Love Is Not Earned but Given: How True Connection Heals Loneliness

In a culture that often measures worth by success, appearance, and achievement, two leading psychologists are challenging a deeply rooted assumption: that love must be earned.

In a recent interview with The Washington Post, happiness researcher Sonja Lyubomirsky of the University of California at Riverside and relationship expert Harry Reis of the University of Rochester discussed insights from their book, “How to Feel Loved: The Five Mindsets That Get You More of What Matters Most.” Their findings echo what Christians have long believed — that love is essential not only for happiness, but for human survival.

Love as a Matter of Life and Death

Reis explained the biological and social necessity of love in stark terms. “If you look at humans from birth, what are your chances of surviving if you don’t have someone to care for you? You have no chance at all,” he said, according to The Washington Post. He noted that this deep dependence on others does not disappear in adulthood. “We humans do much better when we’re embedded in a social network, when we feel like we belong, when we feel like we’re connected to other people,” he said. Without that belonging, “our mental health suffers,” and “people die earlier when they don’t have this sense of belonging.”

Lyubomirsky described loneliness as more than a passing emotion. “A lonely moment is a moment when you’re not feeling loved,” she said, according to The Washington Post. She called it “an evolutionary signal that something needs to be repaired, that your social bonds are not as strong as they need to be.” She added that in the past, isolation could mean literal death, and even today, “it almost feels like you’re dying when you’re not feeling loved.”

The Vicious Cycle of Isolation

The researchers warned that loneliness can spiral into a destructive cycle. Reis explained that while some people respond to isolation by reaching out, others internalize it. “They internalize: ‘I’m lonely. Nobody wants to hang around with me. There must be something wrong with me,’ and then they go into a shell,” he said, according to The Washington Post. Turning to solitary distractions or substances can reinforce the isolation rather than relieve it.

Lyubomirsky added that chronic loneliness can distort perception. “People who are chronically lonely become suspicious of other people’s social motives,” she said. Even genuine warmth can be misinterpreted as insincere. That suspicion can lead a person to appear cold, creating what she described as “a self-fulfilling prophecy.”

Loneliness, however, is not inherently negative. Reis called it “an adaptive emotion.” According to The Washington Post, he explained that it is “a signal that your social network is not giving you the sense of belonging that you want” and a prompt “to go out and do something about it.” It becomes harmful only when it fails to lead to corrective action.

Why Success Cannot Secure Love

One of the most powerful insights from the interview challenges the common belief that love depends on personal achievement.

Lyubomirsky said many people assume they must make themselves more impressive in order to be loved. “I just need to show them how wonderful I am and hide my shortcomings,” she explained, according to The Washington Post. But that strategy ultimately backfires. “To feel love, you need to be known and also know the other,” she said. If a person only reveals polished strengths, they will always wonder, “If you really knew me, would you still love me?”

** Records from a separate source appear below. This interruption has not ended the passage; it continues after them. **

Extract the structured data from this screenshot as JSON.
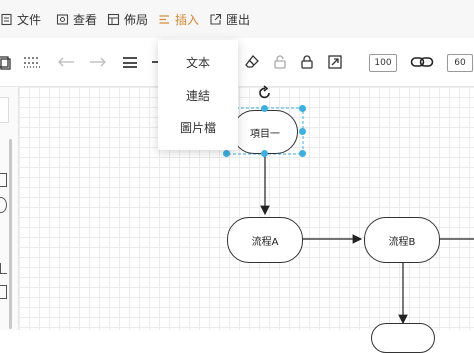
{
  "menubar": {
    "items": [
      {
        "label": "文件",
        "icon": "file-icon"
      },
      {
        "label": "查看",
        "icon": "view-icon"
      },
      {
        "label": "佈局",
        "icon": "layout-icon"
      },
      {
        "label": "插入",
        "icon": "insert-icon",
        "active": true
      },
      {
        "label": "匯出",
        "icon": "export-icon"
      }
    ]
  },
  "toolbar": {
    "font_size_value": "100",
    "zoom_value": "60"
  },
  "insert_menu": {
    "items": [
      "文本",
      "連結",
      "圖片檔"
    ]
  },
  "flowchart": {
    "nodes": [
      {
        "id": "n1",
        "label": "項目一",
        "selected": true
      },
      {
        "id": "n2",
        "label": "流程A"
      },
      {
        "id": "n3",
        "label": "流程B"
      }
    ]
  },
  "colors": {
    "accent": "#d58a2c",
    "selection_handle": "#3cb0e0",
    "grid": "#ececec"
  }
}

Reis warned that tying lovability to status or appearance leads to endless insecurity. “If you’re focused more on things like money or beauty, there’s always someone with more money. There’s always somebody more beautiful. There’s someone who’s more accomplished,” he said, according to The Washington Post. “And so you can never be satisfied that you have enough of what it takes to truly be loved.”

Love Begins by Giving

Perhaps most strikingly, the researchers found that the path to feeling loved begins not with self-improvement, but with self-gift.

“It seems counterintuitive, but if you want to feel more loved, the first step is that you make the other person feel loved first,” Lyubomirsky said, according to The Washington Post. She emphasized genuine curiosity — asking about another’s inner life and truly listening. “It’s very rare when someone shows genuine curiosity in you,” she noted.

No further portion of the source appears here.